Natural gaps in timeseries observations
See original GitHub issueI have hourly energy observations taken during business days only. So 120 hrs per week, not 168. With Sat and Sun missing always and holidays as well. Seasonality is daily, weekly, yearly.
Was trying to follow samples and use TimeSeries.from_dataframe with default settings. I got a lot of NaNs inserted into DateTimeIndex, that matches pandas.asfreq('H')
behaviour.

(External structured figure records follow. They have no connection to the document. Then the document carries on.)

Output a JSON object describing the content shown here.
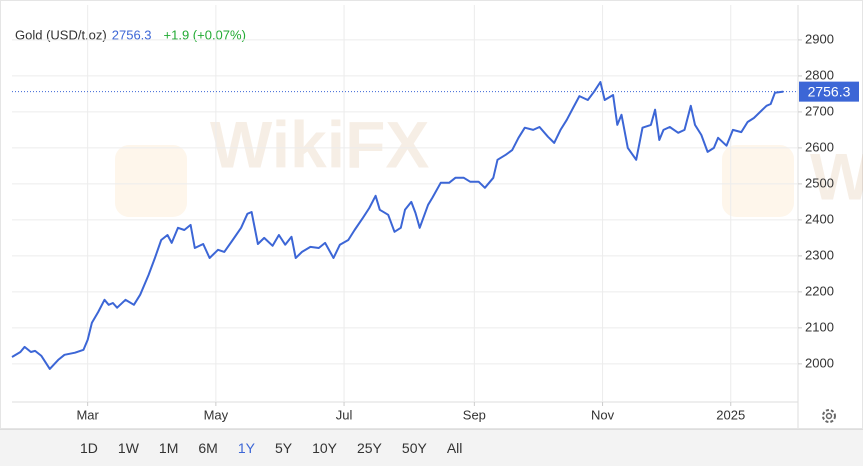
{
  "chart_data": {
    "type": "line",
    "series": [
      {
        "name": "Gold (USD/t.oz)",
        "color": "#3c66d6",
        "values": [
          2019,
          2033,
          2047,
          2033,
          2036,
          2022,
          1986,
          2011,
          2025,
          2031,
          2039,
          2067,
          2114,
          2144,
          2178,
          2164,
          2169,
          2156,
          2178,
          2164,
          2192,
          2247,
          2294,
          2344,
          2358,
          2336,
          2378,
          2372,
          2386,
          2322,
          2333,
          2294,
          2317,
          2311,
          2344,
          2378,
          2417,
          2422,
          2333,
          2350,
          2328,
          2358,
          2331,
          2353,
          2294,
          2311,
          2325,
          2322,
          2336,
          2294,
          2331,
          2344,
          2372,
          2406,
          2433,
          2467,
          2428,
          2414,
          2367,
          2378,
          2428,
          2450,
          2419,
          2378,
          2442,
          2461,
          2503,
          2503,
          2517,
          2517,
          2506,
          2506,
          2489,
          2517,
          2567,
          2581,
          2594,
          2628,
          2656,
          2650,
          2658,
          2631,
          2614,
          2650,
          2678,
          2711,
          2744,
          2733,
          2756,
          2783,
          2733,
          2747,
          2664,
          2692,
          2600,
          2567,
          2656,
          2664,
          2706,
          2622,
          2650,
          2658,
          2642,
          2650,
          2717,
          2664,
          2636,
          2589,
          2600,
          2628,
          2606,
          2650,
          2644,
          2672,
          2683,
          2700,
          2717,
          2722,
          2753,
          2756.3
        ]
      }
    ],
    "x": [
      0,
      4,
      6,
      9,
      11,
      14,
      18,
      22,
      25,
      30,
      34,
      36,
      38,
      41,
      44,
      46,
      48,
      50,
      54,
      58,
      61,
      65,
      68,
      71,
      74,
      76,
      79,
      82,
      85,
      87,
      91,
      94,
      98,
      101,
      105,
      109,
      112,
      114,
      117,
      120,
      124,
      127,
      130,
      133,
      135,
      138,
      142,
      146,
      149,
      153,
      156,
      160,
      163,
      167,
      170,
      173,
      175,
      179,
      182,
      185,
      187,
      190,
      192,
      194,
      198,
      200,
      204,
      208,
      211,
      215,
      218,
      222,
      225,
      229,
      231,
      235,
      238,
      241,
      244,
      248,
      251,
      255,
      258,
      261,
      264,
      267,
      270,
      274,
      277,
      280,
      282,
      286,
      288,
      290,
      293,
      297,
      300,
      304,
      306,
      308,
      310,
      313,
      317,
      320,
      323,
      325,
      328,
      331,
      334,
      336,
      340,
      343,
      347,
      350,
      353,
      356,
      359,
      361,
      363,
      367
    ],
    "xlim": [
      0,
      374
    ],
    "xticks": [
      {
        "value": 36,
        "label": "Mar"
      },
      {
        "value": 97,
        "label": "May"
      },
      {
        "value": 158,
        "label": "Jul"
      },
      {
        "value": 220,
        "label": "Sep"
      },
      {
        "value": 281,
        "label": "Nov"
      },
      {
        "value": 342,
        "label": "2025"
      }
    ],
    "ylim": [
      1894,
      2997
    ],
    "yticks": [
      2000,
      2100,
      2200,
      2300,
      2400,
      2500,
      2600,
      2700,
      2800,
      2900
    ],
    "grid": true,
    "last_price": 2756.3,
    "change_label": "+1.9 (+0.07%)",
    "watermark": "WikiFX",
    "range_buttons": [
      "1D",
      "1W",
      "1M",
      "6M",
      "1Y",
      "5Y",
      "10Y",
      "25Y",
      "50Y",
      "All"
    ],
    "active_range": "1Y"
  }
}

So with train/test split train, val = series.split_before(pd.Timestamp('20200101'))
I receive
len(data[:'20200101']), len(train), len(data['20200101':]), len(val)
(11856, 17328, 5904, 9480)
data['20200101':]['load']
dt_iso
2020-01-09 00:00:00 801.0410
2020-01-09 01:00:00 790.4990
2020-01-09 02:00:00 770.1160
2020-01-09 03:00:00 770.8910
2020-01-09 04:00:00 774.4680
...
2021-01-29 19:00:00 1,026.1950
2021-01-29 20:00:00 1,007.2650
2021-01-29 21:00:00 990.8280
2021-01-29 22:00:00 953.9190
2021-01-29 23:00:00 904.5980
Name: load, Length: 5904, dtype: float64
val['load']
load
date
2020-01-01 00:00:00 nan
2020-01-01 01:00:00 nan
2020-01-01 02:00:00 nan
2020-01-01 03:00:00 nan
2020-01-01 04:00:00 nan
... ...
2021-01-29 19:00:00 1,026.1950
2021-01-29 20:00:00 1,007.2650
2021-01-29 21:00:00 990.8280
2021-01-29 22:00:00 953.9190
2021-01-29 23:00:00 904.5980
[9480 rows x 1 columns]
Freq: H
So one can see that data has exploded with NaNs.
Obviously darts.utils.statistics.plot_acf()
and a darts.utils.statistics.check_seasonality()
do not work with NaNs.
plot_acf()
gets me a straight line at zero, where should be AR lags up until 192.
check_seasonality()
reports
[2021-03-05 17:39:16,120] INFO | darts.utils.statistics | The ACF has no local maximum for m < max_lag = 24.
If I supply fill_missing_dates=False
for the TimeSeries.from_dataframe():
series = TimeSeries.from_dataframe(data, time_col='date', value_cols=['load'], fill_missing_dates=False)
I get Could not infer frequency. Are some dates missing? Try specifying 'fill_missing_dates=True'
With freq='H'
parameter to function above no luck also. The same loophole as with pandas DateTimeIndex with freq=‘H’
In statsmodels Sarimax models I was able to overcome datetime freq warning by converting index to PeriodIndex which supports gaps.
data.index = pd.DatetimeIndex(data.index).to_period('H')
Please advise what are my options with Darts to be able to work with time series data with natural gaps?
Thanks a lot in advance for the attention.
P.S. Some pictures to illustrate time series and gaps
Issue Analytics
- State:
- Created 3 years ago
- Comments:12 (4 by maintainers)
Have you tried using a business day frequency (“B”) ?
Hi @hrzn @rmk17 , has this issue been take care of in the latest Darts please? I am also finding it very difficult to read a dataframe that has natural gaps into a TimeSeries object. Imputation on weekends do not make business sense. Is there a way we can tell TimeSeries to ignore the gaps? Pandas is able to look away at the gaps, I am sure Darts can too? Using ‘B’ as the business days also do not help BTW. Many thanks for loking.